There’s a virus you’ve never heard of that’s estimated to infect 90 percent of people and hide quietly in your cells throughout your life – but if it becomes active, it will destroy your brain. If that’s not shocking enough, researchers reported this week that there may be a new way to activate this virus – which affects 10 percent of adults worldwide.
This virus is human polyomavirus 2, commonly called either JC virus or John Cunningham virus, named after the poor patient from whom it was first isolated in 1971. It appears in the urine and stool of infected people and is spread through the fecal-oral route. Many people are thought to become infected early in life, and blood test surveys have shown that 50–90 percent of adults have been exposed to it at some point.
Researchers speculate that the initial site of infection is the tonsils, or perhaps the gastrointestinal tract. But wherever it does occur, that initial infection is asymptomatic. At that point, a person is infected with the archetype JC virus, quietly establishing a persistent but completely silent lifelong infection.
For most people, their JC virus infection will be just that—silent. But for some unlucky people, the JC virus will awaken, rearrange its genetic material, and transform into a brain-destroying nightmare that causes a disease called progressive multifocal leukoencephalopathy, or PML.
devastating disease
In PML, the new disease-causing virus or “PML-type” JC virus actively attacks the brain, destroying specific brain cells, including the cells that form the insulating myelin sheath that protects nerve cells. This causes widespread demyelination, resulting in nerve cell dysfunction and death. On imaging, PML may appear as signature lesions in the brain. PML is diagnosed by those imaged lesions paired with test findings of JC virus DNA in cerebrospinal fluid. But for patients experiencing PML, symptoms can mimic everything from stroke to multiple sclerosis, leading to problems like speech impairment, visual defects, motor dysfunction, and seizures.

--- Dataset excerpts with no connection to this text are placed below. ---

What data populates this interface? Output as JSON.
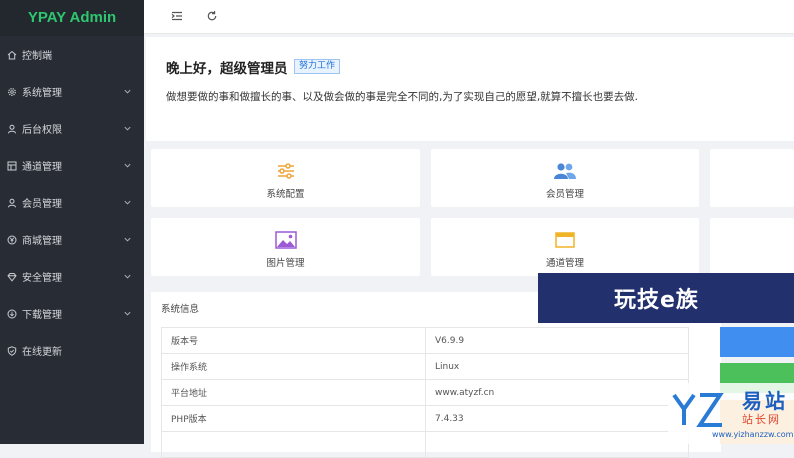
{
  "app": {
    "title": "YPAY Admin"
  },
  "sidebar": {
    "items": [
      {
        "label": "控制端",
        "icon": "home-icon",
        "has_caret": false
      },
      {
        "label": "系统管理",
        "icon": "gear-icon",
        "has_caret": true
      },
      {
        "label": "后台权限",
        "icon": "user-icon",
        "has_caret": true
      },
      {
        "label": "通道管理",
        "icon": "channel-icon",
        "has_caret": true
      },
      {
        "label": "会员管理",
        "icon": "member-icon",
        "has_caret": true
      },
      {
        "label": "商城管理",
        "icon": "yen-icon",
        "has_caret": true
      },
      {
        "label": "安全管理",
        "icon": "diamond-icon",
        "has_caret": true
      },
      {
        "label": "下载管理",
        "icon": "download-icon",
        "has_caret": true
      },
      {
        "label": "在线更新",
        "icon": "shield-check-icon",
        "has_caret": false
      }
    ]
  },
  "topbar": {
    "menu_icon": "menu-fold-icon",
    "refresh_icon": "refresh-icon"
  },
  "welcome": {
    "title": "晚上好，超级管理员",
    "badge": "努力工作",
    "text": "做想要做的事和做擅长的事、以及做会做的事是完全不同的,为了实现自己的愿望,就算不擅长也要去做."
  },
  "shortcuts": [
    {
      "label": "系统配置",
      "icon": "sliders-icon"
    },
    {
      "label": "会员管理",
      "icon": "users-icon"
    },
    {
      "label": "图片管理",
      "icon": "image-icon"
    },
    {
      "label": "通道管理",
      "icon": "window-icon"
    }
  ],
  "system_info": {
    "title": "系统信息",
    "rows": [
      {
        "key": "版本号",
        "value": "V6.9.9"
      },
      {
        "key": "操作系统",
        "value": "Linux"
      },
      {
        "key": "平台地址",
        "value": "www.atyzf.cn"
      },
      {
        "key": "PHP版本",
        "value": "7.4.33"
      }
    ]
  },
  "overlays": {
    "banner_text": "玩技e族",
    "watermark_text": "易站",
    "watermark_sub": "站长网",
    "watermark_url": "www.yizhanzzw.com"
  },
  "colors": {
    "sidebar": "#282c34",
    "brand": "#2ec770",
    "accent_blue": "#3f8ef0",
    "accent_green": "#4cc05a",
    "banner": "#23306e"
  }
}
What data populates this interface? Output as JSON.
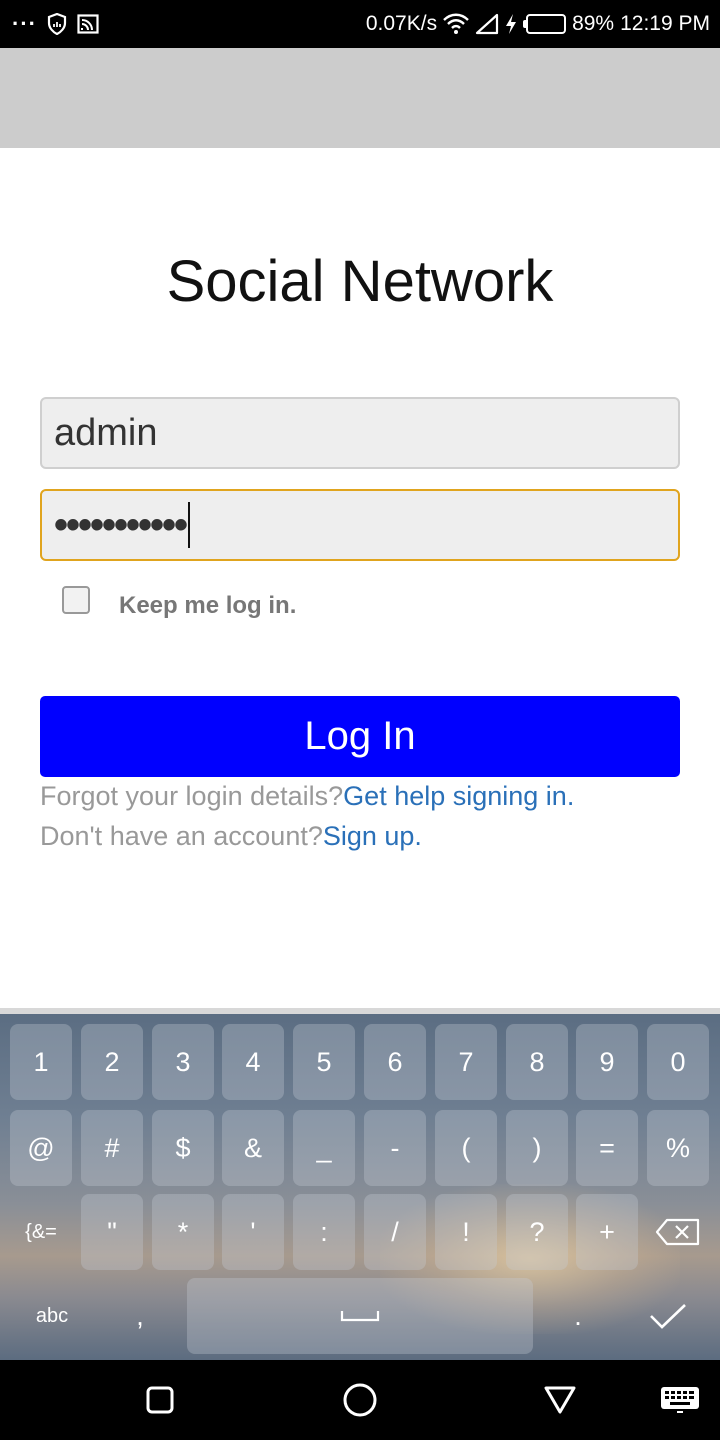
{
  "status_bar": {
    "network_speed": "0.07K/s",
    "battery_percent": "89%",
    "battery_level": 0.89,
    "time": "12:19 PM",
    "icons": [
      "more-dots-icon",
      "shield-icon",
      "cast-icon",
      "wifi-icon",
      "signal-icon",
      "charging-icon",
      "battery-icon"
    ]
  },
  "login": {
    "title": "Social Network",
    "username_value": "admin",
    "password_masked": "•••••••••••",
    "remember_label": "Keep me log in.",
    "remember_checked": false,
    "login_button": "Log In",
    "forgot_text": "Forgot your login details?",
    "forgot_link": "Get help signing in.",
    "signup_text": "Don't have an account?",
    "signup_link": "Sign up."
  },
  "keyboard": {
    "row1": [
      "1",
      "2",
      "3",
      "4",
      "5",
      "6",
      "7",
      "8",
      "9",
      "0"
    ],
    "row2": [
      "@",
      "#",
      "$",
      "&",
      "_",
      "-",
      "(",
      ")",
      "=",
      "%"
    ],
    "row3": [
      "{&=",
      "\"",
      "*",
      "'",
      ":",
      "/",
      "!",
      "?",
      "+"
    ],
    "abc_label": "abc",
    "comma": ",",
    "period": "."
  },
  "nav_bar": {
    "icons": [
      "recent-apps-icon",
      "home-icon",
      "back-icon",
      "keyboard-switch-icon"
    ]
  }
}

PML was first identified in a cancer patient in 1958. But it was considered an extremely rare condition until the 1980s, when it began to be seen in patients with HIV/AIDS. In fact, PML became an AIDS-defining disease, with 2–5 percent of HIV-infected patients developing it in the early stages of the epidemic. The situation at that time was equally fatal. But with the introduction of highly active antiretroviral therapy (HAART) in 1996, PML cases declined and the disease is no longer a death sentence, although survivors often suffer significant permanent damage.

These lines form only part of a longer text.